While I thought it was a very interesting work, where the core concepts of feminist thought (male and female equality; freedom for women to work; the valuation of women's work in the home; no sugjugation of women; etc.) are supported but the excesses of post-modern thought are discarded (as they should be). But here are some sample headlines concerning this document; 'Vatican letter denounces 'lethal effect' of feminism' (Washington Post); 'Vatian Fears Feminism Threatens Families' (ABCNews.com); 'Vatican Fears Effects of Feminism' (AJC).

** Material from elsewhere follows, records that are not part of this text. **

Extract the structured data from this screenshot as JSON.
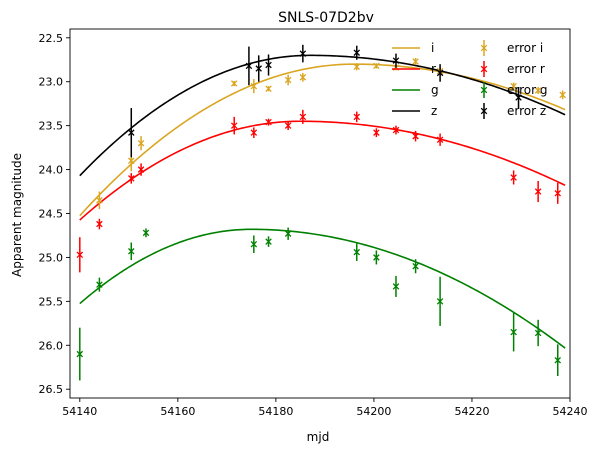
{
  "chart_data": {
    "type": "scatter",
    "title": "SNLS-07D2bv",
    "xlabel": "mjd",
    "ylabel": "Apparent magnitude",
    "xlim": [
      54138,
      54240
    ],
    "ylim": [
      26.6,
      22.4
    ],
    "y_inverted": true,
    "x_ticks": [
      54140,
      54160,
      54180,
      54200,
      54220,
      54240
    ],
    "y_ticks": [
      22.5,
      23.0,
      23.5,
      24.0,
      24.5,
      25.0,
      25.5,
      26.0,
      26.5
    ],
    "grid": false,
    "legend_position": "top-right",
    "legend_columns": 2,
    "fit_curves": [
      {
        "name": "i",
        "color": "#daa520",
        "xmin": 54140,
        "xmax": 54239,
        "peak_x": 54196,
        "peak_y": 22.8,
        "rise_k": 0.00055,
        "fall_k": 0.00028
      },
      {
        "name": "r",
        "color": "#ff0000",
        "xmin": 54140,
        "xmax": 54239,
        "peak_x": 54185,
        "peak_y": 23.45,
        "rise_k": 0.000555,
        "fall_k": 0.00025
      },
      {
        "name": "g",
        "color": "#008000",
        "xmin": 54140,
        "xmax": 54239,
        "peak_x": 54175,
        "peak_y": 24.68,
        "rise_k": 0.00069,
        "fall_k": 0.00033
      },
      {
        "name": "z",
        "color": "#000000",
        "xmin": 54140,
        "xmax": 54239,
        "peak_x": 54187,
        "peak_y": 22.7,
        "rise_k": 0.00062,
        "fall_k": 0.00025
      }
    ],
    "series": [
      {
        "name": "error i",
        "color": "#daa520",
        "points": [
          {
            "x": 54144,
            "y": 24.35,
            "err": 0.1
          },
          {
            "x": 54150.5,
            "y": 23.9,
            "err": 0.12
          },
          {
            "x": 54152.5,
            "y": 23.7,
            "err": 0.08
          },
          {
            "x": 54171.5,
            "y": 23.02,
            "err": 0.03
          },
          {
            "x": 54175.5,
            "y": 23.05,
            "err": 0.08
          },
          {
            "x": 54178.5,
            "y": 23.08,
            "err": 0.03
          },
          {
            "x": 54182.5,
            "y": 22.98,
            "err": 0.06
          },
          {
            "x": 54185.5,
            "y": 22.95,
            "err": 0.05
          },
          {
            "x": 54196.5,
            "y": 22.83,
            "err": 0.04
          },
          {
            "x": 54200.5,
            "y": 22.82,
            "err": 0.03
          },
          {
            "x": 54204.5,
            "y": 22.84,
            "err": 0.03
          },
          {
            "x": 54208.5,
            "y": 22.77,
            "err": 0.04
          },
          {
            "x": 54213.5,
            "y": 22.88,
            "err": 0.05
          },
          {
            "x": 54228.5,
            "y": 23.05,
            "err": 0.04
          },
          {
            "x": 54233.5,
            "y": 23.1,
            "err": 0.04
          },
          {
            "x": 54238.5,
            "y": 23.15,
            "err": 0.05
          }
        ]
      },
      {
        "name": "error r",
        "color": "#ff0000",
        "points": [
          {
            "x": 54140,
            "y": 24.97,
            "err": 0.2
          },
          {
            "x": 54144,
            "y": 24.62,
            "err": 0.06
          },
          {
            "x": 54150.5,
            "y": 24.1,
            "err": 0.06
          },
          {
            "x": 54152.5,
            "y": 24.0,
            "err": 0.07
          },
          {
            "x": 54171.5,
            "y": 23.5,
            "err": 0.1
          },
          {
            "x": 54175.5,
            "y": 23.58,
            "err": 0.06
          },
          {
            "x": 54178.5,
            "y": 23.46,
            "err": 0.04
          },
          {
            "x": 54182.5,
            "y": 23.5,
            "err": 0.05
          },
          {
            "x": 54185.5,
            "y": 23.4,
            "err": 0.08
          },
          {
            "x": 54196.5,
            "y": 23.4,
            "err": 0.06
          },
          {
            "x": 54200.5,
            "y": 23.58,
            "err": 0.05
          },
          {
            "x": 54204.5,
            "y": 23.55,
            "err": 0.05
          },
          {
            "x": 54208.5,
            "y": 23.62,
            "err": 0.06
          },
          {
            "x": 54213.5,
            "y": 23.66,
            "err": 0.07
          },
          {
            "x": 54228.5,
            "y": 24.09,
            "err": 0.08
          },
          {
            "x": 54233.5,
            "y": 24.25,
            "err": 0.12
          },
          {
            "x": 54237.5,
            "y": 24.27,
            "err": 0.12
          }
        ]
      },
      {
        "name": "error g",
        "color": "#008000",
        "points": [
          {
            "x": 54140,
            "y": 26.1,
            "err": 0.3
          },
          {
            "x": 54144,
            "y": 25.31,
            "err": 0.08
          },
          {
            "x": 54150.5,
            "y": 24.93,
            "err": 0.1
          },
          {
            "x": 54153.5,
            "y": 24.72,
            "err": 0.05
          },
          {
            "x": 54175.5,
            "y": 24.85,
            "err": 0.1
          },
          {
            "x": 54178.5,
            "y": 24.82,
            "err": 0.06
          },
          {
            "x": 54182.5,
            "y": 24.73,
            "err": 0.07
          },
          {
            "x": 54196.5,
            "y": 24.94,
            "err": 0.1
          },
          {
            "x": 54200.5,
            "y": 25.0,
            "err": 0.08
          },
          {
            "x": 54204.5,
            "y": 25.33,
            "err": 0.12
          },
          {
            "x": 54208.5,
            "y": 25.1,
            "err": 0.08
          },
          {
            "x": 54213.5,
            "y": 25.5,
            "err": 0.28
          },
          {
            "x": 54228.5,
            "y": 25.85,
            "err": 0.22
          },
          {
            "x": 54233.5,
            "y": 25.86,
            "err": 0.15
          },
          {
            "x": 54237.5,
            "y": 26.17,
            "err": 0.18
          }
        ]
      },
      {
        "name": "error z",
        "color": "#000000",
        "points": [
          {
            "x": 54150.5,
            "y": 23.58,
            "err": 0.28
          },
          {
            "x": 54174.5,
            "y": 22.82,
            "err": 0.22
          },
          {
            "x": 54176.5,
            "y": 22.85,
            "err": 0.15
          },
          {
            "x": 54178.5,
            "y": 22.81,
            "err": 0.12
          },
          {
            "x": 54185.5,
            "y": 22.68,
            "err": 0.1
          },
          {
            "x": 54196.5,
            "y": 22.67,
            "err": 0.08
          },
          {
            "x": 54204.5,
            "y": 22.76,
            "err": 0.08
          },
          {
            "x": 54213.5,
            "y": 22.9,
            "err": 0.1
          },
          {
            "x": 54229.5,
            "y": 23.18,
            "err": 0.12
          }
        ]
      }
    ],
    "legend": [
      {
        "label": "i",
        "kind": "line",
        "color": "#daa520"
      },
      {
        "label": "r",
        "kind": "line",
        "color": "#ff0000"
      },
      {
        "label": "g",
        "kind": "line",
        "color": "#008000"
      },
      {
        "label": "z",
        "kind": "line",
        "color": "#000000"
      },
      {
        "label": "error i",
        "kind": "marker",
        "color": "#daa520"
      },
      {
        "label": "error r",
        "kind": "marker",
        "color": "#ff0000"
      },
      {
        "label": "error g",
        "kind": "marker",
        "color": "#008000"
      },
      {
        "label": "error z",
        "kind": "marker",
        "color": "#000000"
      }
    ]
  }
}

Many of these articles parrot one another as they mention the same things that i do; the core concepts of feminism are supported, but radical attempts to create adversarial relationships or to erase the biological differences between the sexes are condemned.

On NPR I heard a commentator state that (I paraphrase) "...women met the document with irritation or amusement...". But there seem to be quite a few who support it (check the forums at catholic.com, or any Baptist, Evangelical, etc. web site for the responses of women).As a matter of fact, some prominents Protestant speakers have thrown their support behind the document (although they shy away from 'that Mary stuff').

All in all, I think that we have two things going on in the media. First, they use misleading headlines. The Vatican doesn't 'fear' anything directly, they are concerned with the possible impact of certain ideologies on society. More importantly, the majority of the document supports equal rights for women. This reflects a long-standing dedication from John Paul II and the Magisterium to support and champion women. JP II has issued dozens of papers, encyclicals, and pamphlets support equal pay, equal treatment, and freedom from oppression for women. Most of the 'experts' quoted in the article either say that the document is no big deal or they point out the support to women that JP II has always given. The only real critical voice is Francis Kissling, and anti-Catolic media hound, and a professor that worries that it will be misused.

In short, a non-controversy blown up into one.